A TSA irá operar com duas linhas de produção: uma linha de fabricação de tubos de aços helicoidais soldados de grande diâmetro, pelo processo a arco submerso, e uma fábrica de revestimentos interno e externo de tubos, aplicando como revestimento o epóxi, o FBE e o polietileno/polipropileno, por meio da tecnologia de tripla-camada.

A parte mecânica dos equipamentos, que compõem as duas linhas de fabricação, foi importada da Alemanha. Foram incorporados novos sistemas elétricos e eletrônicos e os de comando, bem como todas as instalações auxiliares, tais como pontes rolantes, torre de resfriamento de água, sistema de comando de alta pressão para o teste hidrostático, sistemas de controle por ultra-som e raio-x, estação de chaveamento e sub-estação de alta tensão, sistema de média e baixa tensão, sistemas de controle e automação, informática e comunicação, sistemas de detecção e alarme e combate a incêndios.

Segundo o diretor-presidente da TSA, Paulo Ferreira Alencar, o cenário é dos mais favoráveis para a empresa. “Há grande demanda por tubos para a condução dos mais diversos fluídos, tanto no mercado nacional quanto internacional. Atualmente, existem vários projetos no Brasil de distribuição de gás e de alcoodutos e também nas áreas de saneamento e de aquedutos. E, ainda, novos projetos nos setores industrial, portuária e de construção, com forte demanda por tubos de aço”, comenta.
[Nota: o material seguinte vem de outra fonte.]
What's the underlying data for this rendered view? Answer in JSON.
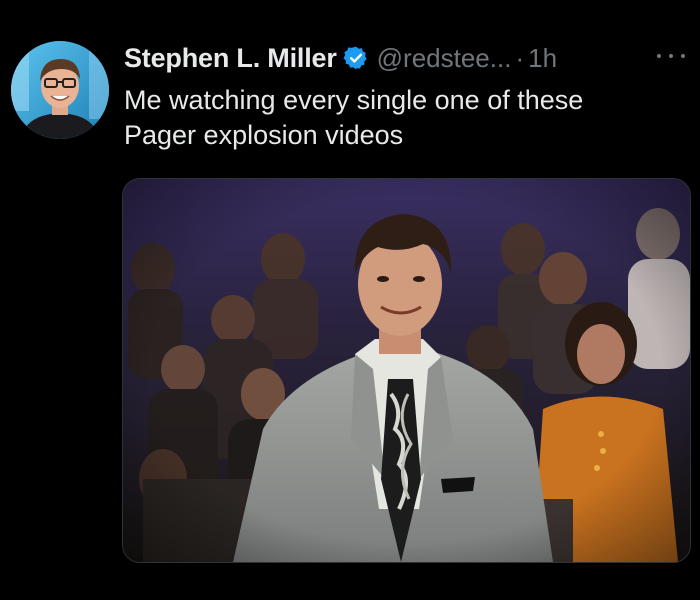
{
  "tweet": {
    "display_name": "Stephen L. Miller",
    "verified_icon": "verified-badge-icon",
    "handle": "@redstee...",
    "separator": "·",
    "timestamp": "1h",
    "more_icon": "more-options-icon",
    "text_lines": [
      "Me watching every single one of these",
      "Pager explosion videos"
    ],
    "media": {
      "type": "video-still",
      "description_icon": "media-image"
    }
  },
  "colors": {
    "background": "#000000",
    "primary_text": "#e7e9ea",
    "secondary_text": "#71767b",
    "verified_blue": "#1d9bf0",
    "border": "#2f3336"
  }
}
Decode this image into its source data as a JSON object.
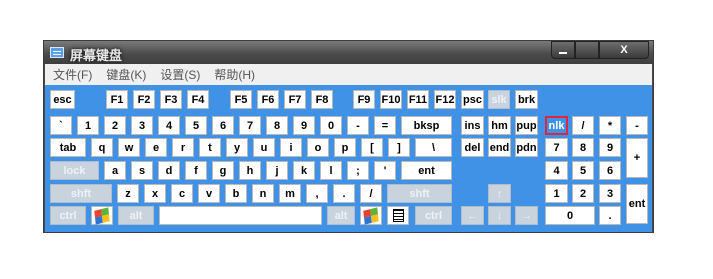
{
  "window": {
    "title": "屏幕键盘",
    "icon": "keyboard-app-icon",
    "controls": {
      "close_label": "X"
    }
  },
  "menu": [
    {
      "label": "文件(F)",
      "name": "menu-file"
    },
    {
      "label": "键盘(K)",
      "name": "menu-keyboard"
    },
    {
      "label": "设置(S)",
      "name": "menu-settings"
    },
    {
      "label": "帮助(H)",
      "name": "menu-help"
    }
  ],
  "colors": {
    "keyboard_bg": "#3f92e6",
    "key_bg": "#ffffff",
    "disabled_key": "#c9d3dd",
    "highlight_border": "#e0263a"
  },
  "rows": {
    "function": [
      "esc",
      "F1",
      "F2",
      "F3",
      "F4",
      "F5",
      "F6",
      "F7",
      "F8",
      "F9",
      "F10",
      "F11",
      "F12",
      "psc",
      "slk",
      "brk"
    ],
    "number": [
      "`",
      "1",
      "2",
      "3",
      "4",
      "5",
      "6",
      "7",
      "8",
      "9",
      "0",
      "-",
      "=",
      "bksp",
      "ins",
      "hm",
      "pup",
      "nlk",
      "/",
      "*",
      "-"
    ],
    "top": [
      "tab",
      "q",
      "w",
      "e",
      "r",
      "t",
      "y",
      "u",
      "i",
      "o",
      "p",
      "[",
      "]",
      "\\",
      "del",
      "end",
      "pdn",
      "7",
      "8",
      "9",
      "+"
    ],
    "home": [
      "lock",
      "a",
      "s",
      "d",
      "f",
      "g",
      "h",
      "j",
      "k",
      "l",
      ";",
      "'",
      "ent",
      "4",
      "5",
      "6"
    ],
    "shift": [
      "shft",
      "z",
      "x",
      "c",
      "v",
      "b",
      "n",
      "m",
      ",",
      ".",
      "/",
      "shft",
      "↑",
      "1",
      "2",
      "3",
      "ent"
    ],
    "bottom": [
      "ctrl",
      "windows-logo",
      "alt",
      "",
      "alt",
      "windows-logo",
      "menu-icon",
      "ctrl",
      "←",
      "↓",
      "→",
      "0",
      "."
    ]
  },
  "state": {
    "disabled": [
      "slk",
      "lock",
      "shft",
      "ctrl",
      "alt",
      "↑",
      "←",
      "↓",
      "→"
    ],
    "highlighted": [
      "nlk"
    ]
  }
}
Segundo o executivo, a TSA está pronta para atender aos países da América Central e América do Sul, entre eles, a o México, a Guiana, a Venezuela, o Chile, a Argentina, a Bolívia, o Peru, o Chile, a Colômbia e o Equador. “O volume de vendas está previsto em 85%, para o mercado interno, e em 15%, para o mercado externo. A estratégia é fazer um plano de produção e vendas que trabalhe com o mix de atendimento aos clientes, buscando um equilíbrio entre os mercados interno e externo”, explica.

Segundo Alencar, a escolha do Estado do Espírito Santo foi determinante para a instalação da fábrica da TSA, graças à sua localização estratégica e privilegiada, próxima dos portos da Grande Vitória e dos grandes centros consumidores do país, o que facilita o escoamento de seus produtos, seja por mar, rodovia ou ferrovia. “Os portos da região de Vitória são uma alternativa para transporte dos produtos tanto para mercados nacionais mais distantes, quanto para mercados internacionais. Além disso, a TSA está próxima do seu fornecedor de bobina, principal matéria-prima utilizada na fabricação dos tubos de aço helicoidais”, conta.